Armstrong points out that in accounts of the Maryland campaign, the II Corps has often been characterized as “a veteran command mishandled by its commanders” and that it “has always been inextricably and centrally identified with the Federal failure at Antietam.” He contends, how – ever, that Sumner was actually “among the most experienced and competent career officers in the regular army.” At 65, the Boston native was also the Union Army’s oldest serving field officer, and he had led the II Corps through the Peninsula campaign with admirable courage and energy. The II Corps’ division and brigade commanders were also competent and experienced, and Armstrong manages to bring them to life via capsule biographies.

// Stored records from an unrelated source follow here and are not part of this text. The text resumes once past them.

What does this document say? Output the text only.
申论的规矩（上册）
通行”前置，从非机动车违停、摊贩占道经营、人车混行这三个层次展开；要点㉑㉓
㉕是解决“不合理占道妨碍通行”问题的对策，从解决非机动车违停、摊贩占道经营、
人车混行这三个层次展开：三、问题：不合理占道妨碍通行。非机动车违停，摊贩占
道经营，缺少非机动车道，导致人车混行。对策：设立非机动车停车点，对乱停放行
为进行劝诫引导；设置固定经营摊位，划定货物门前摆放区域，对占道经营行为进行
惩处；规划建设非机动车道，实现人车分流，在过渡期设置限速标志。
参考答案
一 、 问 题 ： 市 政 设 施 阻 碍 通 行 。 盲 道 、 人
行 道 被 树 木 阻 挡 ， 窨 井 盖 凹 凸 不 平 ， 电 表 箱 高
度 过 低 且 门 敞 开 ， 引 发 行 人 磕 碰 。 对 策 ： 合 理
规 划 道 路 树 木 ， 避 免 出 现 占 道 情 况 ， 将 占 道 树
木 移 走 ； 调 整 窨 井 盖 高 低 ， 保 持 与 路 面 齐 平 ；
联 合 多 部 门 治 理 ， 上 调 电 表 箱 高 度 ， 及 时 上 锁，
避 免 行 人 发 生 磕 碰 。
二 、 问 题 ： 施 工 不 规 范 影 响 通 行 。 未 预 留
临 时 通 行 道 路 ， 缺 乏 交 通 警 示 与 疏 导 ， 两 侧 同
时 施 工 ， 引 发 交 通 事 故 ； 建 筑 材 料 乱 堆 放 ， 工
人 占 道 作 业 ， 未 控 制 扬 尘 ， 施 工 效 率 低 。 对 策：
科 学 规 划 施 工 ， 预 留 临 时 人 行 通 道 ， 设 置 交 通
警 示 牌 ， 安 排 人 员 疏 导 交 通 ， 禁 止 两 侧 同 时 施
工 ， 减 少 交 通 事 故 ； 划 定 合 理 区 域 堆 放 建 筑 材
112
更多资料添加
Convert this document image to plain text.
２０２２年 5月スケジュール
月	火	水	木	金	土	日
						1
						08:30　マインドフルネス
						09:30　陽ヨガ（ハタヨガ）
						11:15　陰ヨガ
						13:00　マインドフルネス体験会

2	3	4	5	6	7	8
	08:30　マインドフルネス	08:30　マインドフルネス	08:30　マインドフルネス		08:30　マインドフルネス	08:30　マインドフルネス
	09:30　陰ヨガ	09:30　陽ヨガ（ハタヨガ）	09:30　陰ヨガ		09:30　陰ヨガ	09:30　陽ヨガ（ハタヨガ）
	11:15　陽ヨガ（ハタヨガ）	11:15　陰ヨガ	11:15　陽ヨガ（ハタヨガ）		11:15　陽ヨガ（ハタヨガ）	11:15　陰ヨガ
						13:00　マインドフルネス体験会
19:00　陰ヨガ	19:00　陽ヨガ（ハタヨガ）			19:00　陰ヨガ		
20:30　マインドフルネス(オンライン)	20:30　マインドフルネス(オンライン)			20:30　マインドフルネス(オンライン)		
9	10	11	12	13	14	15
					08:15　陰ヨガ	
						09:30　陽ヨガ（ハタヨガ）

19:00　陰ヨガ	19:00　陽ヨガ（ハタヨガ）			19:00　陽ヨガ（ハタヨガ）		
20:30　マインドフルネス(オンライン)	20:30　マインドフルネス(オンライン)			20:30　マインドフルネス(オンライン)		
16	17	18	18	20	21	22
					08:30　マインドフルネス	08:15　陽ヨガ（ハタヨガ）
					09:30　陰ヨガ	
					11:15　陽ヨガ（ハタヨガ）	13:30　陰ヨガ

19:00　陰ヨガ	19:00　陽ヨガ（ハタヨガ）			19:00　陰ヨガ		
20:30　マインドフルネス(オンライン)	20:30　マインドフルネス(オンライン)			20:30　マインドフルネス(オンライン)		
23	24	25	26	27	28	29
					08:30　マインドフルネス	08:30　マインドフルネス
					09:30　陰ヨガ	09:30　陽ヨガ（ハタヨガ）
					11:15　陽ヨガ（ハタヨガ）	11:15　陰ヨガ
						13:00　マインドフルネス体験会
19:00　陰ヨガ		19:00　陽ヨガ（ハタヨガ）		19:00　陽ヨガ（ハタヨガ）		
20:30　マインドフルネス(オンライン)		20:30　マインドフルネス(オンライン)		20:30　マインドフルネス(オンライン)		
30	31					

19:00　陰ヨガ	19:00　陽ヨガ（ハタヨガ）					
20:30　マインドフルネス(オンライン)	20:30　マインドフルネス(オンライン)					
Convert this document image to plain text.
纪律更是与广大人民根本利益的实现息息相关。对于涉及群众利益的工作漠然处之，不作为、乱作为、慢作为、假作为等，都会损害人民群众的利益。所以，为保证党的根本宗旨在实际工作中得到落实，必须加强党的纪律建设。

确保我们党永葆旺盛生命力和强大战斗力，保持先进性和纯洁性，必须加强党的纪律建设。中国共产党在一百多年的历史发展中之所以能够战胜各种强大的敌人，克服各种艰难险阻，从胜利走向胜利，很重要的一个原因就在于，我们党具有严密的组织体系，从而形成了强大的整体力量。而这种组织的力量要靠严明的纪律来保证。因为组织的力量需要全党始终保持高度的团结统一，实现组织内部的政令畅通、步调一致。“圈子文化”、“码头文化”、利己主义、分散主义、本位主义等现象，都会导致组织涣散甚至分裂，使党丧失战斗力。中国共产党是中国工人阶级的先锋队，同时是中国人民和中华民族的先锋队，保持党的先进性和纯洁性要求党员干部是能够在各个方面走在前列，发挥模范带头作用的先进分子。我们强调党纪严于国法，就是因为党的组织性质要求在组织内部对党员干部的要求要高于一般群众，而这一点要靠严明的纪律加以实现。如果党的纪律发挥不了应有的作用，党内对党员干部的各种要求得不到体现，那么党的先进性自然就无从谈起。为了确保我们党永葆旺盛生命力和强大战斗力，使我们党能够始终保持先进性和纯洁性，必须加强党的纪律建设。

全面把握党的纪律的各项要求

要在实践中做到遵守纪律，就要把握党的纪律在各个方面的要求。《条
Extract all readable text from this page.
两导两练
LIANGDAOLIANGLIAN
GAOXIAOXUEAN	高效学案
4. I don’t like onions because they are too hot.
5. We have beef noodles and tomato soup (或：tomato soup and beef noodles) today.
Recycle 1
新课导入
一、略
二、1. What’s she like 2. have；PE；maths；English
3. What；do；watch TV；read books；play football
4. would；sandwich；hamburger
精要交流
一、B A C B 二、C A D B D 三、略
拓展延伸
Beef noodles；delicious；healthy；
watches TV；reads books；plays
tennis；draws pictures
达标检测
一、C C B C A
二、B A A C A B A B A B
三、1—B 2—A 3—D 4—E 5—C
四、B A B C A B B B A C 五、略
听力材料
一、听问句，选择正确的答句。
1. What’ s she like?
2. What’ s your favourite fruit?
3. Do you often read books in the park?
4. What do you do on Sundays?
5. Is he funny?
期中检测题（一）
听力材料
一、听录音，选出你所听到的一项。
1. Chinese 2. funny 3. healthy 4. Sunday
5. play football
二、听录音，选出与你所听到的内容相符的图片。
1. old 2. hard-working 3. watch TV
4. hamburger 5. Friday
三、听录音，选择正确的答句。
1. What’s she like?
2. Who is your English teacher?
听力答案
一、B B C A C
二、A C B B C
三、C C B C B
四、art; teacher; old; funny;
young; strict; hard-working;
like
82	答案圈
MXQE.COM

The II Corps’ 30 regiments suffered 2,420 killed, wounded and missing during what became known as the Seven Days’ campaign. All the regiments were well below full strength by the time they headed to Antietam. Nevertheless, 17,000 officers and men of the II Corps stepped off around noon on September 9 from their encampments just north of Washington, D.C., to join General George McClellan’s pursuit of the Army of Northern Virginia, which had crossed the Potomac River into Maryland.

Few in the ranks could have imagined that within a few days Sumner’s divisions would be shredded and shot to pieces in the West Woods and the Sunken Road (Bloody Lane), names that would become inexorably linked with the II Corps’ history and synonymous with wholesale slaughter as well as uncommon valor. On September 20, the II Corps’ Consolidated Morning Report showed that 5,138 casualties had resulted from the fighting of September 17. That was more than double the loss of any of the Army of the Potomac’s other corps.

Despite its devastating losses, the II Corps continued to serve with distinction in the Army of the Potomac until April 1865. In January 1863, Edwin Sumner asked to be relieved of command and assigned to a post in the Western theater. But while he was on leave before leaving for St. Louis, he came down with pneumonia. He died on March 21, 1863.

Armstrong clearly demonstrates that casting a fresh eye on long-accepted historical truths can bring new insights to even the most frequently scrutinized events and battles. His 32 maps and provocative analysis will please students of the Maryland campaign and will surely bring on a new round of debates about what happened to the II Corps on the bitterly contested ground just west of Antietam Creek.